Barnbrack · 24/02/2026 15:03

ERthree · 24/02/2026 11:08

Would be interesting to know what steps OP takes to stop her eldest hurting the young one, is he locked away at night in case he wakes or does he only hurt during the day? How on earth does she manage to work from home, cook, shower, do chores whilst having her eyes firmly on him 86,400 seconds a day ? Answer is she can't have her eyes on him constantly, she too will have minutes where she isn't stood over him. Life has to happen and it really doesn't make any difference if you are 100 or 2 footsteps away.

Can't speak for OP but can speak for what I did, video monitors in both kids bedrooms, baby in with us until she was 2, that said he adores her, always haa and ultimately wouldn't ever deliberately hurt her so knowing she was in a crib or cot we knew she was ok. Also at night he's wak hourly and scream for us so nights weren't ever a case of anyone sleeping all night back then. Going to the toilet either baby came with me in a sling or she got put in the cot in our bedroom and he came in the bathroom and watched cocomelon if I was more than 2 mins. I didn't pee unaccompanied for around 5/6 years.

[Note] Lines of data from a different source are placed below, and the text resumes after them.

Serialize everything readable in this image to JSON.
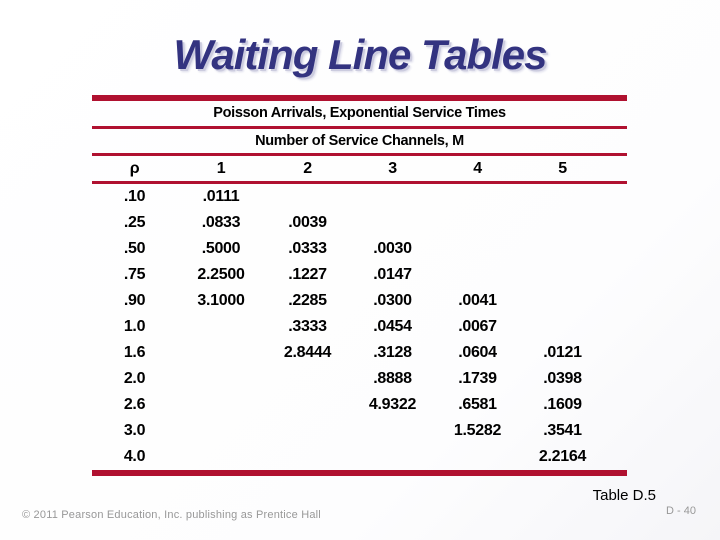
{
  "slide": {
    "title": "Waiting Line Tables",
    "table": {
      "subtitle_arrivals": "Poisson Arrivals, Exponential Service Times",
      "subtitle_channels": "Number of Service Channels, M",
      "columns": [
        "ρ",
        "1",
        "2",
        "3",
        "4",
        "5"
      ],
      "rows": [
        [
          ".10",
          ".0111",
          "",
          "",
          "",
          ""
        ],
        [
          ".25",
          ".0833",
          ".0039",
          "",
          "",
          ""
        ],
        [
          ".50",
          ".5000",
          ".0333",
          ".0030",
          "",
          ""
        ],
        [
          ".75",
          "2.2500",
          ".1227",
          ".0147",
          "",
          ""
        ],
        [
          ".90",
          "3.1000",
          ".2285",
          ".0300",
          ".0041",
          ""
        ],
        [
          "1.0",
          "",
          ".3333",
          ".0454",
          ".0067",
          ""
        ],
        [
          "1.6",
          "",
          "2.8444",
          ".3128",
          ".0604",
          ".0121"
        ],
        [
          "2.0",
          "",
          "",
          ".8888",
          ".1739",
          ".0398"
        ],
        [
          "2.6",
          "",
          "",
          "4.9322",
          ".6581",
          ".1609"
        ],
        [
          "3.0",
          "",
          "",
          "",
          "1.5282",
          ".3541"
        ],
        [
          "4.0",
          "",
          "",
          "",
          "",
          "2.2164"
        ]
      ],
      "caption": "Table D.5"
    },
    "footer": {
      "copyright": "© 2011 Pearson Education, Inc. publishing as Prentice Hall",
      "page": "D - 40"
    },
    "colors": {
      "accent_red": "#b01130",
      "title_blue": "#333380",
      "footer_gray": "#989898",
      "text": "#000000"
    }
  }
}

It's hard, I couldn't trust anyone with my son Iand daughter together until she was bigger and stronger, 2ish.other in law had each of them separately 1 day a week for us and thought I was OTT until she tried having both and realised ho hyper vigilant we had to be.

Easier now they are 8 and 4 andmy son is very wellmanaged and therefore melts down much less but we still at least a couple of times a week need to take them o separate rooms to maintain safety.

It's not at all easy and if I'd 2 like my daughter I'd never believe people have to do this

Rubberduck01 · 24/02/2026 16:12

Muffinmam · 24/02/2026 00:40

I grew up in the 80’s and the supervision we were given was woefully inadequate. If your FIL is Gen X or a boomer then you know that they are unlikely to be responsible to look after children.

Wow that’s quite a sweeping statement. Please don’t judge all people in that age group by your experience.